A breakdown of the FDI numbers revealed that South Korea's actual investment in China soared by 122.1%. The amount of FDI from Germany rose by 52.6%, while that from the UK went up 33.1% and the figure from Japan was 26.6% higher. Measured by domestic regions, eastern China recorded a 7.7% increase in the actual use of FDI, with 28.6% for central China and 24.6% for western China.

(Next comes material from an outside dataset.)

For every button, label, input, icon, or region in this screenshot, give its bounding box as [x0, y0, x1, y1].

The FDI to China from Germany, South Korea, and Japan all increased by more than 20%, which proves that global capital is not leaving the country and that there is no "decoupling" from China, Tian added. Chinese experts said the reason why South Korea and Germany have the fastest growth rate of investment in China is related to China's industrial upgrading. For instance, South Korea is expanding investment in the field of electronics, especially in the field of chips, and Germany is expanding production capacity in electrical, mechanical and auto parts, which has benefited from the rise of China's industrial production capacity. Businesses from the two countries enjoy longstanding cooperation, and bilateral economic and trade ties have long been deeply integrated. Severing those ties and “decoupling” are simply impossible, said Chinese Premier Li Keqiang when German Chancellor Olaf Scholz made a trip to Beijing earlier in November. Samsung's chip plant in Xian expects its 2022 output value to top CNY100 billion.

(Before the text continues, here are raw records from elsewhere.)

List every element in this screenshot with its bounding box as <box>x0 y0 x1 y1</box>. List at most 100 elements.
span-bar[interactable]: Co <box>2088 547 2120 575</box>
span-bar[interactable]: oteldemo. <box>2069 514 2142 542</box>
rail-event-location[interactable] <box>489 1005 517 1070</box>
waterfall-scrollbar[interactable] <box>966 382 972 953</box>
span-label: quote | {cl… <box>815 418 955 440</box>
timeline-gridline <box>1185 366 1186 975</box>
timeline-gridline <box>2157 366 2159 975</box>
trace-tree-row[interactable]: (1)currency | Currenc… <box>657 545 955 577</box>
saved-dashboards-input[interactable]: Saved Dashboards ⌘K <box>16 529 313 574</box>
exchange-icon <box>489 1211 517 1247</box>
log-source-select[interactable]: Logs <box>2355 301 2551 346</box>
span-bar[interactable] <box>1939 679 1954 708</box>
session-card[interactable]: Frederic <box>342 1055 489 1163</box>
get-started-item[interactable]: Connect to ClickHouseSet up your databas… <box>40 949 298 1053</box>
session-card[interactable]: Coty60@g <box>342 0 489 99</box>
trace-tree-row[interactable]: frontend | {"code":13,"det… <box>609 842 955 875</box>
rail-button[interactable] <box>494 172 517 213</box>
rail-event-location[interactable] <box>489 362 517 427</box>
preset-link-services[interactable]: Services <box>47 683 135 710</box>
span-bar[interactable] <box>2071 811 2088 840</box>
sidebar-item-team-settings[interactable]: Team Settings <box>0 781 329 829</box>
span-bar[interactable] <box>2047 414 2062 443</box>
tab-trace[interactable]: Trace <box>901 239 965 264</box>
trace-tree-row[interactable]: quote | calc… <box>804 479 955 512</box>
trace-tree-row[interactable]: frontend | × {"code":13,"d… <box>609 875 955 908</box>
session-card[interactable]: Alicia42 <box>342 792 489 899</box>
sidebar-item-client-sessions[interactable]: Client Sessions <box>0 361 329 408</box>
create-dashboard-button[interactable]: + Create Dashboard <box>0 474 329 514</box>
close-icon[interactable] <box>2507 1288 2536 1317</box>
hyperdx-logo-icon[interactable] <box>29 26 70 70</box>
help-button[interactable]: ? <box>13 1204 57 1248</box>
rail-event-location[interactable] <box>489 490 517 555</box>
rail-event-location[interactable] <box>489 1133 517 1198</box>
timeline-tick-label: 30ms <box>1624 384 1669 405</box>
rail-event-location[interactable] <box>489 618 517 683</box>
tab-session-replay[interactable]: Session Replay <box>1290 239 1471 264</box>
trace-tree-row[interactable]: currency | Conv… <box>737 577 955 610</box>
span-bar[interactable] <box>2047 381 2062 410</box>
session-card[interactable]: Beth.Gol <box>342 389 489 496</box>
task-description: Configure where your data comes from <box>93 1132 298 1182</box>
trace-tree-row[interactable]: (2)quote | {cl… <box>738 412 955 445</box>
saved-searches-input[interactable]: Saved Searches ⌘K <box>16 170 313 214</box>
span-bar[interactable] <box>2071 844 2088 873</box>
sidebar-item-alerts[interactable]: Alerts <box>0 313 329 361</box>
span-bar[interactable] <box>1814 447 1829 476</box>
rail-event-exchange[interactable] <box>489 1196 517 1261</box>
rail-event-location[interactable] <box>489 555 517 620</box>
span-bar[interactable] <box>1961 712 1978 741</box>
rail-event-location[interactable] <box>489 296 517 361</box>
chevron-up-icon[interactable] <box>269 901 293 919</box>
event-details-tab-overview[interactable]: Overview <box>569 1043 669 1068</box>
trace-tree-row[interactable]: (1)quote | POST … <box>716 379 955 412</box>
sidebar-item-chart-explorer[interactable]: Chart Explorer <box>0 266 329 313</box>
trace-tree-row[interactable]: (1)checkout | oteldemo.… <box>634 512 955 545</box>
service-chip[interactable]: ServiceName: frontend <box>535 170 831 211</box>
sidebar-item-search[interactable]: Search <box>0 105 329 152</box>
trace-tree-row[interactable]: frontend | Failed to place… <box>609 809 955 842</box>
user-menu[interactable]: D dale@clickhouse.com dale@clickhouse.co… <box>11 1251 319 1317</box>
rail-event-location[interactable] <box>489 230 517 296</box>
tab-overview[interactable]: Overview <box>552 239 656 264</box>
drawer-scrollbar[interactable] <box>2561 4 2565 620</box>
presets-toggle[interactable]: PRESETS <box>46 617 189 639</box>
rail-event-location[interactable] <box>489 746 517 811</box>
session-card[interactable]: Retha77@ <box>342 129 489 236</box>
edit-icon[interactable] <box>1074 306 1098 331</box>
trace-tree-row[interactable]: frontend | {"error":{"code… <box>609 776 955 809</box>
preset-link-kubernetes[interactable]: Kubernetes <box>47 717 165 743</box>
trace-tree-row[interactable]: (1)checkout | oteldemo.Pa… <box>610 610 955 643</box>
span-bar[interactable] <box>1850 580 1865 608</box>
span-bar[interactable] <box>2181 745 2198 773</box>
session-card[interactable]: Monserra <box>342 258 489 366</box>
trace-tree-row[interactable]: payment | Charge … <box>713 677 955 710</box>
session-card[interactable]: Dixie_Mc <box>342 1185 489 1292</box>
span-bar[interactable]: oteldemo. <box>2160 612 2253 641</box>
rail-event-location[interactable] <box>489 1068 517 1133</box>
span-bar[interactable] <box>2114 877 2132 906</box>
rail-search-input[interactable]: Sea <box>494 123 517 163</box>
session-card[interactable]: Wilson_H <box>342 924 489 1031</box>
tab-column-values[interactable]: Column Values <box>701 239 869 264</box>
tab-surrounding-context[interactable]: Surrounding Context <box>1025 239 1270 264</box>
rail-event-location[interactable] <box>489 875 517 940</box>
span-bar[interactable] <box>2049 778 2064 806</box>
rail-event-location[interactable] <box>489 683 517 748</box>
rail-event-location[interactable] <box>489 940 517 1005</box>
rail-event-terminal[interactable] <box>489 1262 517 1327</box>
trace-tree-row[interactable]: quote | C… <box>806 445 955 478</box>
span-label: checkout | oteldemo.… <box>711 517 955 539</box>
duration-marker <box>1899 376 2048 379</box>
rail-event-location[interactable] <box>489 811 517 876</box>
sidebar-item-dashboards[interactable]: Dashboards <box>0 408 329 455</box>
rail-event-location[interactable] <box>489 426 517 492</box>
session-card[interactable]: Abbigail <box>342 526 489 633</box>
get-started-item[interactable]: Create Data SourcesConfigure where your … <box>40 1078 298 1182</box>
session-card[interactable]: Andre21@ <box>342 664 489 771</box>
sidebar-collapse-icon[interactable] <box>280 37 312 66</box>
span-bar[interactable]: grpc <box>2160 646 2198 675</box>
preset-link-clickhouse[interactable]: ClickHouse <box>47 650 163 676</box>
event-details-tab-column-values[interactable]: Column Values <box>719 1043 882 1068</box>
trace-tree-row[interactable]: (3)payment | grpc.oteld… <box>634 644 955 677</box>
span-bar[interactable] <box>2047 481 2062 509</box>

The Central Economic Work Conference (CEWC) held in December also called for greater efforts to attract foreign capital and widen market access. China will also guide foreign investment into key areas such as advanced manufacturing, modern services, energy conservation and environmental protection, and technological innovation. Business delegations led by local governments from Guangdong, Zhejiang, Jiangsu, Fujian and Sichuan provinces are ramping up efforts to secure overseas orders and attract investment, as orders for some labor-intensive products have been heavily affected by the pandemic. In order to support more foreign trade enterprises to go overseas and secure orders, MOFTEC Spokesperson Shu said that it will facilitate the movement of business people, utilize both online and offline exhibitions, and help firms to obtain overseas market information, the Global Times reports.